We went to (ready for this?) Kathleen's brother's girlfriend's sister's house. Returning home about 9pm, we could hear the doof-doof from across the road. The apartment downstairs had decided to have a techno party. Which is cool - we figured they'd turn it down around 11, like nice, considerate neighbours.
Nuh.
After two hours of the heavy bass (doof doof doof doof doof-doof) coming through the floor, I decided to have a word. Leaning over the balcony to the people below, I asked "Hey guys, it's a little late, would you mind turning the music down?" Yeah, yeah, no worries.
Twenty minutes later, someone decides they like the current song, so volume goes up again. Now, when you're lying on the floor, your head directly above the music source, and that music happens to be one of the most annoying genres known to man, you can understand what we're going through. So I get up and stagger outside again.
"Hey guys."
No answer. They can't hear me because of their friggin' music.
"Hey."
"OI!"
Some dopey chick looks up. "Can you turn the music down?! It's way too loud."
"Oh, yeah, sorry!"
They turn it down, but we can still feel the bassline coming through the floor, but it's late, and we're tired. Too tired to care.
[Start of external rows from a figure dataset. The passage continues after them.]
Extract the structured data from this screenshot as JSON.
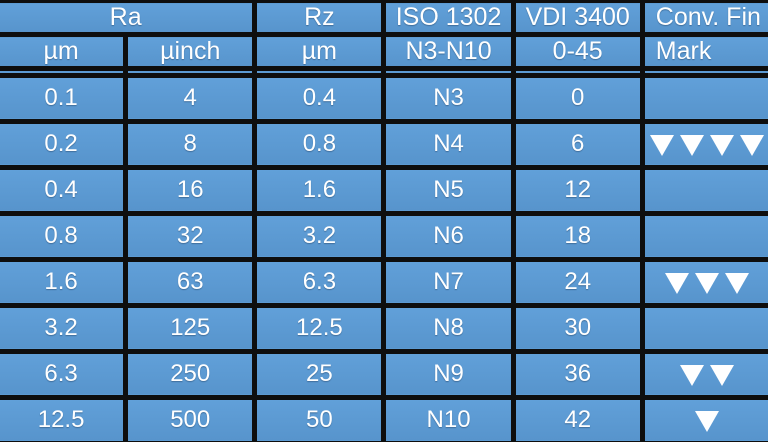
{
  "colors": {
    "cell_blue": "#5b9bd5",
    "grid_black": "#0e0e0e",
    "text_white": "#ffffff",
    "mark_triangle": "#ffffff"
  },
  "icons": {
    "triangle_down": "▼"
  },
  "table": {
    "column_keys": [
      "ra-um",
      "ra-uinch",
      "rz-um",
      "iso-1302",
      "vdi-3400",
      "finish-mark"
    ],
    "header1": [
      {
        "label": "Ra",
        "span": 2
      },
      {
        "label": "Rz",
        "span": 1
      },
      {
        "label": "ISO 1302",
        "span": 1
      },
      {
        "label": "VDI 3400",
        "span": 1
      },
      {
        "label": "Conv. Fin",
        "span": 1
      }
    ],
    "header2": [
      {
        "label": "µm"
      },
      {
        "label": "µinch"
      },
      {
        "label": "µm"
      },
      {
        "label": "N3-N10"
      },
      {
        "label": "0-45"
      },
      {
        "label": "Mark"
      }
    ],
    "rows": [
      {
        "values": [
          "",
          "",
          "",
          "",
          ""
        ],
        "marks": 0
      },
      {
        "values": [
          "0.1",
          "4",
          "0.4",
          "N3",
          "0"
        ],
        "marks": 0
      },
      {
        "values": [
          "0.2",
          "8",
          "0.8",
          "N4",
          "6"
        ],
        "marks": 4
      },
      {
        "values": [
          "0.4",
          "16",
          "1.6",
          "N5",
          "12"
        ],
        "marks": 0
      },
      {
        "values": [
          "0.8",
          "32",
          "3.2",
          "N6",
          "18"
        ],
        "marks": 0
      },
      {
        "values": [
          "1.6",
          "63",
          "6.3",
          "N7",
          "24"
        ],
        "marks": 3
      },
      {
        "values": [
          "3.2",
          "125",
          "12.5",
          "N8",
          "30"
        ],
        "marks": 0
      },
      {
        "values": [
          "6.3",
          "250",
          "25",
          "N9",
          "36"
        ],
        "marks": 2
      },
      {
        "values": [
          "12.5",
          "500",
          "50",
          "N10",
          "42"
        ],
        "marks": 1
      }
    ]
  },
  "chart_data": {
    "type": "table",
    "columns": [
      [
        "Ra",
        "µm"
      ],
      [
        "Ra",
        "µinch"
      ],
      [
        "Rz",
        "µm"
      ],
      [
        "ISO 1302",
        "N3-N10"
      ],
      [
        "VDI 3400",
        "0-45"
      ],
      [
        "Conv. Fin",
        "Mark"
      ]
    ],
    "rows": [
      [
        "0.1",
        "4",
        "0.4",
        "N3",
        "0",
        ""
      ],
      [
        "0.2",
        "8",
        "0.8",
        "N4",
        "6",
        "▼▼▼▼"
      ],
      [
        "0.4",
        "16",
        "1.6",
        "N5",
        "12",
        ""
      ],
      [
        "0.8",
        "32",
        "3.2",
        "N6",
        "18",
        ""
      ],
      [
        "1.6",
        "63",
        "6.3",
        "N7",
        "24",
        "▼▼▼"
      ],
      [
        "3.2",
        "125",
        "12.5",
        "N8",
        "30",
        ""
      ],
      [
        "6.3",
        "250",
        "25",
        "N9",
        "36",
        "▼▼"
      ],
      [
        "12.5",
        "500",
        "50",
        "N10",
        "42",
        "▼"
      ]
    ],
    "layout": {
      "grid": "on",
      "equal_columns": 6,
      "header_rows": 2,
      "spacer_row_after_header": true
    }
  }
}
DOOF DOOF DOOF DOOF DOOF-DOOF! DOOF DOOF DOOF DOOF DOOF-DOOF!
What the f***?! I look at the clock. It's 3am.
On the balcony, no matter how hard I yell, I can't get anyone's attention. So I go downstairs.
From the second floor, the music is so loud, they might as well have the stereo outside their door. It's that loud. God knows what their neighbours were thinking. As if all this wasn't aggravation enough, when I reach their front door, it has one of those stupid joke signs on it. This one reads:
I'm trying to understand your point of view, but I can't get my head up my arse.
I bash the door with the meat of my fist. It makes a delicious banging sound, loud enough to make me feel a little better. From within, the music goes down.
Again, I return to blessed sleep.
DOOF DOOF DOOF DOOF DOOF-DOOF!
It's 4am. Now a broken man, I stagger downstairs once more. This time, I don't turn back after bashing on their front door. I continue knocking until someone opens the door.
"For f*ck's sake - it's 4.30 in the f*cking morning. Turn the f*cking music down!"
"Oh, but it's Christmas!" he cries with the air of someone constrained by the unreasonable requests of his neighbours.
"I don't give a f*ck! Just turn it down!"
"Oh don't be such a shumplegrump!" as he slams the door. The music goes down, and though I'm even madder by not getting the last word in, at least now I might be able to get some sleep.
You surely will not be surprised to read that at 6.20am, the techno again comes through our floor. By now I'm sick of dealing with their antics, and I call the cops. They go down and have a word.
For 160 blessed minutes, it's peaceful.
At 9am, in line with allowable noise rules, the music goes back on. When do these people sleep?!